One possible reason that the deep negative prejudices revealed by the poll do not often erupt into violence against Jewish people could be Argentina’s 1998 Discrimination Law, which punishes hate crimes resulting from racial or religious discrimination and also allows judges to increase the penalty in other crimes, if such discrimination is involved.
Some local Jewish officials question the extent of anti-Semitism in Argentina.
Tomy Saieg, the pro-secretary of AMIA, says the report on anti-Semitism conducted by the University of Buenos Aires for DAIA and ADL is of great concern for the Jewish community. He questions the report’s accuracy.
“In Argentina there is respect for diversity towards all religions.

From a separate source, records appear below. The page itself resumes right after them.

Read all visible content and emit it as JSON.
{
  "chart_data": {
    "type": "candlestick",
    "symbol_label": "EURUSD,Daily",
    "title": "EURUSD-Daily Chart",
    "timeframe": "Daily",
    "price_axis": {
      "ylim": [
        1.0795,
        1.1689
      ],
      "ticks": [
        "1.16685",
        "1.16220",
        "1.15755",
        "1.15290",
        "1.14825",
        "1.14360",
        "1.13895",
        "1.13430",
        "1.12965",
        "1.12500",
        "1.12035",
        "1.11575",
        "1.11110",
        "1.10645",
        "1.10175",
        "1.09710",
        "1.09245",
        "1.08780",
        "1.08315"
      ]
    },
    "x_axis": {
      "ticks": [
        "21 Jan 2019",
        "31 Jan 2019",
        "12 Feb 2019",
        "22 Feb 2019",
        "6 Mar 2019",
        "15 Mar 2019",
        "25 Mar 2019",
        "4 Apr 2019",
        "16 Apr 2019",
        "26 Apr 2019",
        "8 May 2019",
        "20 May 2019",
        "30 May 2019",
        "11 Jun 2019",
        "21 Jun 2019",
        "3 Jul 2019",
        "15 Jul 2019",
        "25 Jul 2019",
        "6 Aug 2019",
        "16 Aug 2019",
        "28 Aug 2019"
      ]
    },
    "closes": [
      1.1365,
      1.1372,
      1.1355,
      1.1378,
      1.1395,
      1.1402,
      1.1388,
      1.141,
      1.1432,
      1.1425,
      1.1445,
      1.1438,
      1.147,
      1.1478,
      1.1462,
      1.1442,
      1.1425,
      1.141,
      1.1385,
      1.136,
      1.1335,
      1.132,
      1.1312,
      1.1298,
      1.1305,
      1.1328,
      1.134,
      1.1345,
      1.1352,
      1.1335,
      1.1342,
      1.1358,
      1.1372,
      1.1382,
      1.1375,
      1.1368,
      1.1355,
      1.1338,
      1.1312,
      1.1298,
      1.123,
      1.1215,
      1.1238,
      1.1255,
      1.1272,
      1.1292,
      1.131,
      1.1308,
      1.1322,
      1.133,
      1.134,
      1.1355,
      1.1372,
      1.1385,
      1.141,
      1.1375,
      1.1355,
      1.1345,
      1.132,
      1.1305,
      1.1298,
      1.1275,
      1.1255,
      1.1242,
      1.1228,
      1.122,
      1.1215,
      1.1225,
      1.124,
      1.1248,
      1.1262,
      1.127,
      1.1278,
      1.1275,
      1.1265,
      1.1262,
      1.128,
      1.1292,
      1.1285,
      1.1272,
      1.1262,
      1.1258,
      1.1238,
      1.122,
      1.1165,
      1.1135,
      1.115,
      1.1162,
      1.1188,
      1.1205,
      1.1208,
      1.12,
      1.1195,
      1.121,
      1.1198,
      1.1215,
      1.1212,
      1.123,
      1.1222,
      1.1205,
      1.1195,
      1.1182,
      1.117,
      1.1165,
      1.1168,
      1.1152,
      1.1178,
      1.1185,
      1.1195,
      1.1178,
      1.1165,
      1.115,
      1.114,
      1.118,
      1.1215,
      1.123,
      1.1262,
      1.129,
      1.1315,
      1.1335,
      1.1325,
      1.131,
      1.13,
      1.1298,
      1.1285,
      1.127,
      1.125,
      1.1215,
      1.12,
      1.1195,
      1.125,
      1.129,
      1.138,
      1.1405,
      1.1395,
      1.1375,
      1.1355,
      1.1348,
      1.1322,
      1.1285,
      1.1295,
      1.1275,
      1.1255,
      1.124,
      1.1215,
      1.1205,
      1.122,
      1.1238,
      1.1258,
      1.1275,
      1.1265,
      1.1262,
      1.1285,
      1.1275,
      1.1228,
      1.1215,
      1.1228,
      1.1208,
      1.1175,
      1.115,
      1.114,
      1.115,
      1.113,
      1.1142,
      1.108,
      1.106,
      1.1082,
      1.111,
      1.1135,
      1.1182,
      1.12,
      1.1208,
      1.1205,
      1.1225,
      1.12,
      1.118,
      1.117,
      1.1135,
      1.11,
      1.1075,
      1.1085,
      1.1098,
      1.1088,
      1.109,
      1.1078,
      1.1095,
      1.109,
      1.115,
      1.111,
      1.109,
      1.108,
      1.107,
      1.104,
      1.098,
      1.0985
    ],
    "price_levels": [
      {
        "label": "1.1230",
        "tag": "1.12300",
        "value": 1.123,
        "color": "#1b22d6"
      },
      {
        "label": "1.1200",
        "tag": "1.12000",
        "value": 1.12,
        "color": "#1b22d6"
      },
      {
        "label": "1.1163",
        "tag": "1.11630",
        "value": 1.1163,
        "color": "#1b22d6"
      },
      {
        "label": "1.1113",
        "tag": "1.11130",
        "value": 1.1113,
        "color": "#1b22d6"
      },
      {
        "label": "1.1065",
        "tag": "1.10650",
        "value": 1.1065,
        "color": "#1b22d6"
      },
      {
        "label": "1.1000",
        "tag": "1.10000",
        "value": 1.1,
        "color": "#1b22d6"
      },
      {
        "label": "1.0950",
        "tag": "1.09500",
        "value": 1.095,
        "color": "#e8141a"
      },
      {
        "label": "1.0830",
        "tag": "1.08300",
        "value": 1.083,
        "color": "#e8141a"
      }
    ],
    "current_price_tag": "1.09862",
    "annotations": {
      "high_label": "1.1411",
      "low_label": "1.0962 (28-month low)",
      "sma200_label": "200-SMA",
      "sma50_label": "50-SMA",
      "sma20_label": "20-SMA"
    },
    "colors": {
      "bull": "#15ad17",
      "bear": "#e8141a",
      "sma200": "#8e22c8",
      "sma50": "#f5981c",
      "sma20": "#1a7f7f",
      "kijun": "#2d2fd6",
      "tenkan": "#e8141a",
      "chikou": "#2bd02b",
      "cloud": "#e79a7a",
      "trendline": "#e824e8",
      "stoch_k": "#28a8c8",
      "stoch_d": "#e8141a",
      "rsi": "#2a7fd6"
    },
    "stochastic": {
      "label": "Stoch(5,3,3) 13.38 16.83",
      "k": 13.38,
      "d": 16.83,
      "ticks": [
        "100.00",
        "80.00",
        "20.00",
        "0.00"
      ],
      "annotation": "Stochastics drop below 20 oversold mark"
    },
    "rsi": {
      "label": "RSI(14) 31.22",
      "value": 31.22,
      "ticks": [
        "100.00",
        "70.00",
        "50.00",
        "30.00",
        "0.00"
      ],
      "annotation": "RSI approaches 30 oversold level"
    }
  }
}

Jews have been living harmoniously here for more than 100 years, and it is not true that this is changing,” he tells The Report.
“It would be extremely rude, ungrateful and false to talk about an anti-Semitic Argentinian society. Although we always maintained that as long as there is no justice for the terrible attacks that destroyed the Israeli Embassy and the AMIA building, we cannot say a Jew lives 100 percent securely here. I insist we do not live or walk with fear,” he says.
But if Jews are still living in the shadow of the two deadly attacks in Buenos Aires, Argentine society is beginning to forget them.
A recent poll revealed that 20 years after the attack on the Israeli Embassy, only 20 percent of Argentine youth have any knowledge of the atrocity. The poll showed that while 90 percent of Argentinians know about the AMIA bombing in 1994, only 27 percent recall the embassy attack two years earlier.
Among the population aged 18 to 29 years, these percentages are 91 and 20.